Gene therapy has been developed over the past 26 years, and the clinical experts have achieved a lot of experience during the clinical trials. However, there are still some problems that need to be addressed and additional areas that can be explored. First, cancer cells are known to usurp complicated networks of cell signaling; therefore, inhibition of one pathway may lead to the compensatory activation of a different pathway, which may result in treatment resistance. This could explain why the outcomes of gene therapy have not been as optimal as we have desired. So, new reagents carrying multiple genes should be developed, and should be based on the gene analysis of the target cells. Secondly, with the development of precision medicine, gene microarrays are becoming cheaper and easier to manipulate, which provides conveniences for personalized medicine.
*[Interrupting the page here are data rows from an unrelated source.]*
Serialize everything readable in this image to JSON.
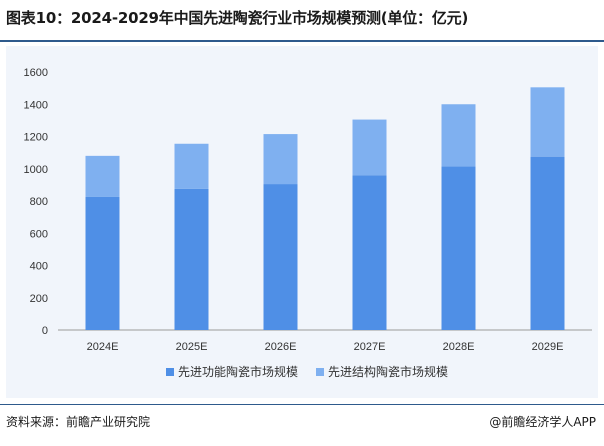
{
  "title": "图表10：2024-2029年中国先进陶瓷行业市场规模预测(单位：亿元)",
  "source": "资料来源：前瞻产业研究院",
  "credit": "@前瞻经济学人APP",
  "chart_data": {
    "type": "bar",
    "stacked": true,
    "categories": [
      "2024E",
      "2025E",
      "2026E",
      "2027E",
      "2028E",
      "2029E"
    ],
    "series": [
      {
        "name": "先进功能陶瓷市场规模",
        "color": "#4f8fe6",
        "values": [
          825,
          875,
          905,
          960,
          1015,
          1075
        ]
      },
      {
        "name": "先进结构陶瓷市场规模",
        "color": "#7fb0f0",
        "values": [
          255,
          280,
          310,
          345,
          385,
          430
        ]
      }
    ],
    "ylim": [
      0,
      1600
    ],
    "yticks": [
      0,
      200,
      400,
      600,
      800,
      1000,
      1200,
      1400,
      1600
    ],
    "grid": false,
    "legend": "bottom"
  }
}
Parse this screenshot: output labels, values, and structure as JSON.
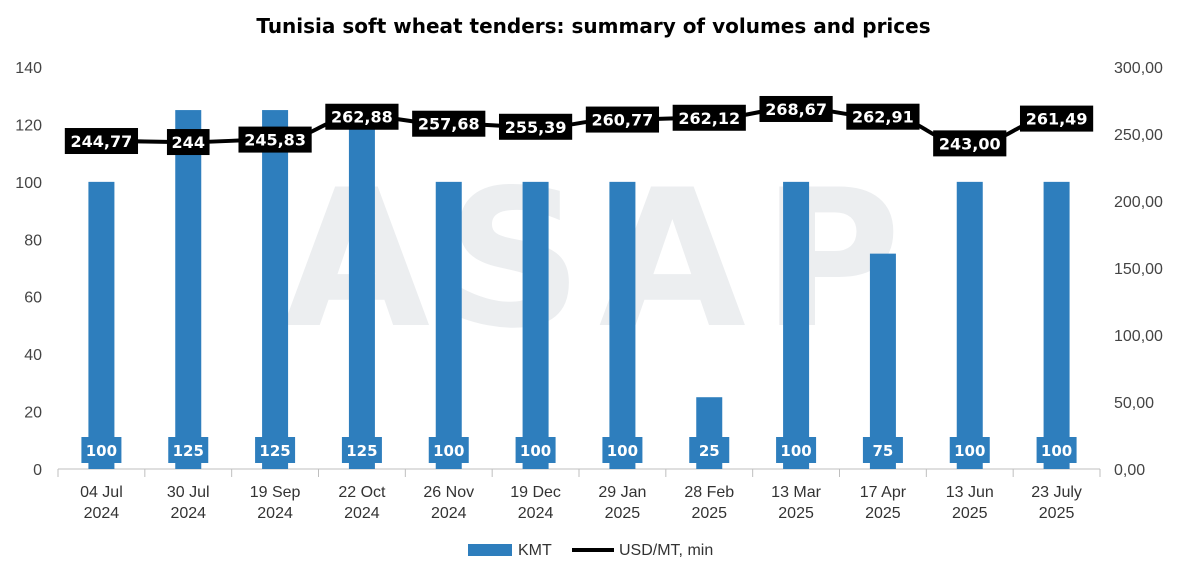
{
  "chart_data": {
    "type": "bar",
    "title": "Tunisia soft wheat tenders: summary of volumes and prices",
    "watermark": "ASAP",
    "categories": [
      [
        "04 Jul",
        "2024"
      ],
      [
        "30 Jul",
        "2024"
      ],
      [
        "19 Sep",
        "2024"
      ],
      [
        "22 Oct",
        "2024"
      ],
      [
        "26 Nov",
        "2024"
      ],
      [
        "19 Dec",
        "2024"
      ],
      [
        "29 Jan",
        "2025"
      ],
      [
        "28 Feb",
        "2025"
      ],
      [
        "13 Mar",
        "2025"
      ],
      [
        "17 Apr",
        "2025"
      ],
      [
        "13 Jun",
        "2025"
      ],
      [
        "23 July",
        "2025"
      ]
    ],
    "series": [
      {
        "name": "KMT",
        "type": "bar",
        "axis": "left",
        "color": "#2e7ebd",
        "values": [
          100,
          125,
          125,
          125,
          100,
          100,
          100,
          25,
          100,
          75,
          100,
          100
        ],
        "labels": [
          "100",
          "125",
          "125",
          "125",
          "100",
          "100",
          "100",
          "25",
          "100",
          "75",
          "100",
          "100"
        ]
      },
      {
        "name": "USD/MT, min",
        "type": "line",
        "axis": "right",
        "color": "#000000",
        "values": [
          244.77,
          244,
          245.83,
          262.88,
          257.68,
          255.39,
          260.77,
          262.12,
          268.67,
          262.91,
          243.0,
          261.49
        ],
        "labels": [
          "244,77",
          "244",
          "245,83",
          "262,88",
          "257,68",
          "255,39",
          "260,77",
          "262,12",
          "268,67",
          "262,91",
          "243,00",
          "261,49"
        ]
      }
    ],
    "y_left": {
      "min": 0,
      "max": 140,
      "ticks": [
        "0",
        "20",
        "40",
        "60",
        "80",
        "100",
        "120",
        "140"
      ]
    },
    "y_right": {
      "min": 0,
      "max": 300,
      "ticks": [
        "0,00",
        "50,00",
        "100,00",
        "150,00",
        "200,00",
        "250,00",
        "300,00"
      ]
    },
    "grid": false,
    "legend_position": "bottom"
  }
}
For example, the genetic mutation of p53 is a biomarker in head and neck cancer and exists in 60%–70% patients, but there are still more than 20% patients without the mutation, thus the p53 gene therapy will not be effective for this population. A pretreatment gene chip is therefore necessary for gene therapy. Furthermore, we could customize a more precise reagent of gene therapy for a single patient, based on the results of microarrays, to increase the therapeutic effect. Thirdly, by using vaccines which target tumor-associated antigens (TAA), immunotherapy may be a novel treatment strategy for cancer patients [73], which could be combined with gene therapy, such as p53 mutation in cancer cells. Although p53 mutations may represent the characteristics of TAA, most of the mutations do not occur at sites that correspond to immunological epitopes [74]. In experimental models, it has been possible to target WT p53 because the mutated molecule is associated with a high nuclear and cytoplasmic concentration of the p53 protein, and aside from point mutations, the remainder of the expressed protein is WT, which could be a good candidate for immunotherapy [75].

4. Conclusions

Although the development of gene therapy has not been without controversy since the beginning of the clinical trials, the results have shown that it is a promising treatment for cancer patients. Many studies are still needed to further solve theoretic and clinical issues, and to improve the therapeutic effects, but the future of gene therapy is promising and may become a basic strategy to treat patients with various diseases.